Worth: $14.00
FilmInk rates movies out of $20 — the score indicates the amount we believe a ticket to the movie to be worth
Cast:
Jennifer Lopez, Constance Wu, Keke Palmer, Lili Reinhart
Intro:
...an insightful drama about female camaraderie...
Inspired by the real-life story of strippers who exploited wall street bankers, the female-helmed caper, Hustlers takes a unique look at a world that up until now has predominantly been seen through a male lens. Its director and screenwriter Lorena Scafaria treats the strip club here like any other workplace, with its competitive nature (including dressing room banter) and hierarchy of power (sleazy managers and bitchy co-workers).
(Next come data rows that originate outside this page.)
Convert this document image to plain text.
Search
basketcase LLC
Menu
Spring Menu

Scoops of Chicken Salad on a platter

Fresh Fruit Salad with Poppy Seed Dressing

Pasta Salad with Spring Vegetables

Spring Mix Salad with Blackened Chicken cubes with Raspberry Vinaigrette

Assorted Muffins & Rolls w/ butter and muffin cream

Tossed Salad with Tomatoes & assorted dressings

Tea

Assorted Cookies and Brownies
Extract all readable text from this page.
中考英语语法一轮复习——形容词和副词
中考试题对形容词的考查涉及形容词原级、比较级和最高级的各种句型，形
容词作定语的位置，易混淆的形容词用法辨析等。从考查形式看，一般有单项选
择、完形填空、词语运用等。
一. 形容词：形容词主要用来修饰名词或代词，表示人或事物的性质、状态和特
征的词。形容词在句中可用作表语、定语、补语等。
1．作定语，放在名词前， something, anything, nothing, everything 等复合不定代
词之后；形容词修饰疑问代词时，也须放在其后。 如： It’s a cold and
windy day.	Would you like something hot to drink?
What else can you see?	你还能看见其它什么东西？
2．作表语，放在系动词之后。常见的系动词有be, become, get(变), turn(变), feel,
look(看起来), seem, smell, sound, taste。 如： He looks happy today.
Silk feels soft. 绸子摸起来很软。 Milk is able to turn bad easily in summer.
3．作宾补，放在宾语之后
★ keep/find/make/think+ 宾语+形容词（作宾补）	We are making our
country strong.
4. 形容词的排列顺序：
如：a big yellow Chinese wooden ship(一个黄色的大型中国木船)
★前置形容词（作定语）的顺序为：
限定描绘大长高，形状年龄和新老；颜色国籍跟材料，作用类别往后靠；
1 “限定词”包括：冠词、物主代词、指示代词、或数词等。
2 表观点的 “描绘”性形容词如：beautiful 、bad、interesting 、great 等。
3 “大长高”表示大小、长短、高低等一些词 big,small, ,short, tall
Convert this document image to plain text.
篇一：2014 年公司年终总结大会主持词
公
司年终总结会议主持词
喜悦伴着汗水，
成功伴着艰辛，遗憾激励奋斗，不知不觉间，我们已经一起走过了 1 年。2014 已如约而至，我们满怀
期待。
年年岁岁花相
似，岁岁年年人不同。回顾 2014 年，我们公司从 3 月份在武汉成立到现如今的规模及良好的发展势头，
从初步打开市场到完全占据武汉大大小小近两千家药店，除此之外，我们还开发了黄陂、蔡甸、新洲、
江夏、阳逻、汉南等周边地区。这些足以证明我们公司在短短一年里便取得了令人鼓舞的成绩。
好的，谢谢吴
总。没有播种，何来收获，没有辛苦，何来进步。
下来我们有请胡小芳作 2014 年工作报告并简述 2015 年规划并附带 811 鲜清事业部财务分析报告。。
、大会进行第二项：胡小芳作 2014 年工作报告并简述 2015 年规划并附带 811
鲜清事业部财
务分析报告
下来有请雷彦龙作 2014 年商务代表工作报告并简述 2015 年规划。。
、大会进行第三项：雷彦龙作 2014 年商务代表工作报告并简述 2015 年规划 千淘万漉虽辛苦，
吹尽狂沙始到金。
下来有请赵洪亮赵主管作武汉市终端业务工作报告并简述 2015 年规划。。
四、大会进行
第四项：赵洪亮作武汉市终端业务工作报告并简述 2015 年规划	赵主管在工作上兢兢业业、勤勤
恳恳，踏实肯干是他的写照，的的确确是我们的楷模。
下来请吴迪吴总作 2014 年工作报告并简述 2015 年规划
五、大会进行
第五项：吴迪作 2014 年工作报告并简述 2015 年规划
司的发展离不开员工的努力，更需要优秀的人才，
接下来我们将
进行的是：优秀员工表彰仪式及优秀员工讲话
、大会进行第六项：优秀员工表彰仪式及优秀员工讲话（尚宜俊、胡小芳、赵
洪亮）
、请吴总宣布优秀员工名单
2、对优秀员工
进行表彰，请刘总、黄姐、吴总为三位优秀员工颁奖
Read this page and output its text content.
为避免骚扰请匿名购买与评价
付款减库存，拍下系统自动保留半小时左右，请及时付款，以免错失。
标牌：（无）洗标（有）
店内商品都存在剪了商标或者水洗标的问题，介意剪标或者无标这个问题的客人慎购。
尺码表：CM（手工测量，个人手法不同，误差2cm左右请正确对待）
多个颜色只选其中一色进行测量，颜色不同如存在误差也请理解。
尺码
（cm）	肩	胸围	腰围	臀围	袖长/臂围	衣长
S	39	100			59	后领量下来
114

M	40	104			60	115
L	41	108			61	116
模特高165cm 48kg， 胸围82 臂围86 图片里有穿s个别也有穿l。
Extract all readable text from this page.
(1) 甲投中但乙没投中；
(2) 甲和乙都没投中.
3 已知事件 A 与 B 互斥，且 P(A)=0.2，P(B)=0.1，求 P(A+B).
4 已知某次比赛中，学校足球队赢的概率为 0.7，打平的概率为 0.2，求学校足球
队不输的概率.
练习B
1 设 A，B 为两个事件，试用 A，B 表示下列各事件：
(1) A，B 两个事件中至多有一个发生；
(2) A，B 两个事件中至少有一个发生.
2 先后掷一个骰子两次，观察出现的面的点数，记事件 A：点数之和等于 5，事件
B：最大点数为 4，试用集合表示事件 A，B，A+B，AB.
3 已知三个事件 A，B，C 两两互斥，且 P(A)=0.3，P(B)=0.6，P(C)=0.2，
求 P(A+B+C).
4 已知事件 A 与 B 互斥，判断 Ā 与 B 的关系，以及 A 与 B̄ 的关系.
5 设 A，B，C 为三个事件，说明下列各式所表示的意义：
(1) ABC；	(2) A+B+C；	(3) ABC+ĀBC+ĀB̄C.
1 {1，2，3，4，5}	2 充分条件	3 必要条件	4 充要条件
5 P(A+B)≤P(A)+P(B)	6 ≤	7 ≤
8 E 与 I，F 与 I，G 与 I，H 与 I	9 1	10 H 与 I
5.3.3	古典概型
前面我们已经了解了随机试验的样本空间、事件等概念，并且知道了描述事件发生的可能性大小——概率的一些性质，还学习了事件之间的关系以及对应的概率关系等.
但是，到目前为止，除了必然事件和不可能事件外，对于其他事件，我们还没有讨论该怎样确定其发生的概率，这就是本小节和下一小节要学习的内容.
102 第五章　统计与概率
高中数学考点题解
Constance Wu plays Destiny – a single mother struggling to survive while looking after her ailing Grandmother. She then meets the magnetic Ramona (a never better Jennifer Lopez) – a seasoned dancer in control of her sexuality and business – and learns how to make the most of their circumstances.
Until the recession hits and ruins everything… with Scafaria paying impressive pop culture attention and detail to 2008, most aptly through an amusing meta-cameo from Usher Raymond, a known regular on the strip club circuit in his heyday. As a means of survival and formidable form of revenge, the entrepreneurial women hatch a plan to quite literally steal their power back by drugging some truly unsympathetic characters (including the omnipresent Frank Whaley) and taking their credit cards for a ride.
From here on, we navigate through a collection of scams and escapades that, though humorous, quickly become tiresome. Scafaria employs a style that occasionally feels reminiscent of Scorsese flicks like Goodfellas and Casino, but is let down by repeating the same edit patterns and format when moving from the bar to the strip club to (eventually) an apartment.
Based on a New York Magazine article, the script noticeably loses its momentum and direction in the second half. As with most true-crime stories, it was only time before issues of morality (and the law) caught up with the eponymous hustlers – though the police, for that matter, are so poorly represented that they might as well be sitting behind their desks eating doughnuts.
But there’s no denying the chemistry between its two leading ladies – from their first interaction where the maternal Ramona keeps Destiny warm under her massive fur coat, their friendship feels believable and genuine across the story’s 7-year drip-fed structure.
Unfortunately, less can be said for their thinly written protégés, Keke Palmer and Lili Reinhart, who round out their expansive team of scam artists. Julia Stiles is another such casualty – shelved with an unimaginative journalist role that is integral only to the film’s framing narrative.
Elevated by Wu and Lopez, Hustlers is fun when it wants to be – succeeding more as an insightful drama about female camaraderie than a thorough meditation on gender politics and empowerment.